ACK! Just the title of this Dear ESB is enough to send anyone with just a glimmer of etiquette in their eyes over the edge. And Yay! ESB is back. We’ve missed her.

dear esb,

does the old adage that mothers of the bride (and groom, for that matter) don’t wear white (or cream, or ivory) still hold true?

my mother asked me what i wanted her to wear to the wedding, and when i said ‘i don’t mind, whatever you want, you have good taste’, she insisted i give her an opinion. so i said, ‘well it would be nice if you wore some blue’ – because blue is a theme colour in the wedding. next thing i know, she has found an outfit that a) i don’t think is flattering, and b) is entirely cream/ivory with pale blue accents. she very much wanted to know what i thought of it.

when i pointed out to her that i thought it might look a little odd that she was choosing to wear the exact same colour as me (not just ivory, but ivory with pale blue accents) she got somewhat miffed about it. the thing is, she also wore a creamy colour to my brother’s wedding a year ago, and his bride thought it was pretty weird, too. if my mother is setting a trend with this, i think our extended family might think it’s quite strange. i just think it looks kind of odd – scene-stealing, almost – for the mother of the bride to wear ivory. for that matter, i didn’t think it was de rigueur for anyone to wear a white or ivory dress to a wedding. (except the bride, obvs.)

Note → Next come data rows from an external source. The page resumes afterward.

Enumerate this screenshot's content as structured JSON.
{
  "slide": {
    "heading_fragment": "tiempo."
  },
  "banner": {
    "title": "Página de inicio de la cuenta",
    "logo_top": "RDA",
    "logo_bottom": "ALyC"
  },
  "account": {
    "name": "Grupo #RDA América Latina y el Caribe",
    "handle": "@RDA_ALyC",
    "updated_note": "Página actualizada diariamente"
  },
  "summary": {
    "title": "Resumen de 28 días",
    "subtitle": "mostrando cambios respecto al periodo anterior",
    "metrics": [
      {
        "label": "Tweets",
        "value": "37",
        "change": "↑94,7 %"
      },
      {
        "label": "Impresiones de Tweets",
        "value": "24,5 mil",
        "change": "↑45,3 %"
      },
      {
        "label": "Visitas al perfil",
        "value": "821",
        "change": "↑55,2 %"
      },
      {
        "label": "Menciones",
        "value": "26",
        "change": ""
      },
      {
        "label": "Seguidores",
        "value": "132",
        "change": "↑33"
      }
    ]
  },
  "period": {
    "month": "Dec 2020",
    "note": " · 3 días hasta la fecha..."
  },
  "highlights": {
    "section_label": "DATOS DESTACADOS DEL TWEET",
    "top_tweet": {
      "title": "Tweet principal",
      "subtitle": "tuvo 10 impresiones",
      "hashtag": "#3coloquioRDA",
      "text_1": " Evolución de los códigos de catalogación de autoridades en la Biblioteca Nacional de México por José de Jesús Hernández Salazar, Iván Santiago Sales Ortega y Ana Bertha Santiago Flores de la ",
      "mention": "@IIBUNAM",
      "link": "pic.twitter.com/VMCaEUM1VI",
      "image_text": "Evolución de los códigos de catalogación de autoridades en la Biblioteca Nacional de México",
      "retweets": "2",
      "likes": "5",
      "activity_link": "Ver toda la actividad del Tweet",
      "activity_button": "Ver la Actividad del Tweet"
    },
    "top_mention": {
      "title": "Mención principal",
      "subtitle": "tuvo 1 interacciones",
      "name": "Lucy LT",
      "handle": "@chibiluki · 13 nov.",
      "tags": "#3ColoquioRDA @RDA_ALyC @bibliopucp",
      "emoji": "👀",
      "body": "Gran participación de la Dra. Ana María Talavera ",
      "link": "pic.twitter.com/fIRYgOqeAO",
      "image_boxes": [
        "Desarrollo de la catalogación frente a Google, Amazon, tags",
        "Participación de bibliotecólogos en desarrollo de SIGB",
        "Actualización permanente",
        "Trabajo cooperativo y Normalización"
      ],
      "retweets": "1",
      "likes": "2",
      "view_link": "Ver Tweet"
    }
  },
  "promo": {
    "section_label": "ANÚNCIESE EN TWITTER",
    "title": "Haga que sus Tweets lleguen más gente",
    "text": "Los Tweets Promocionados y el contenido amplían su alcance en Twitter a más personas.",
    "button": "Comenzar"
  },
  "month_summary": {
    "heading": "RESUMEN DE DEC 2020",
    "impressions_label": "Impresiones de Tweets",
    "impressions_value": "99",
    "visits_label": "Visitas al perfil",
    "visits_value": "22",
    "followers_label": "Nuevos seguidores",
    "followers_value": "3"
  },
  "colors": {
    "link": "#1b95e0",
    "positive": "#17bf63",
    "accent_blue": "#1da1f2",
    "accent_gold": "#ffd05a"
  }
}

i’m not worried she will steal my thunder, i just want to know if i’m on the ball about this being a bit strange or whether i’m being hopelessly old-fashioned and people not wearing white/ivory to other people’s weddings is no longer a thing?

p.s. i know i did say to her “wear whatever you want”, but i think there was an implied “within reason” there. like, no circus costumes, no stripper outfits, no quasi-bridal dresses. as my sister said to me later, “if mom was getting remarried now, this is the sort of outfit you’d expect her to wear to her own wedding.”

*****

I’m old-fashioned too. I agree 500% that the bride should be the only one wearing white.

A mother-of-the bride in white is just plain creepsville. Feel free to tell your mom I said so.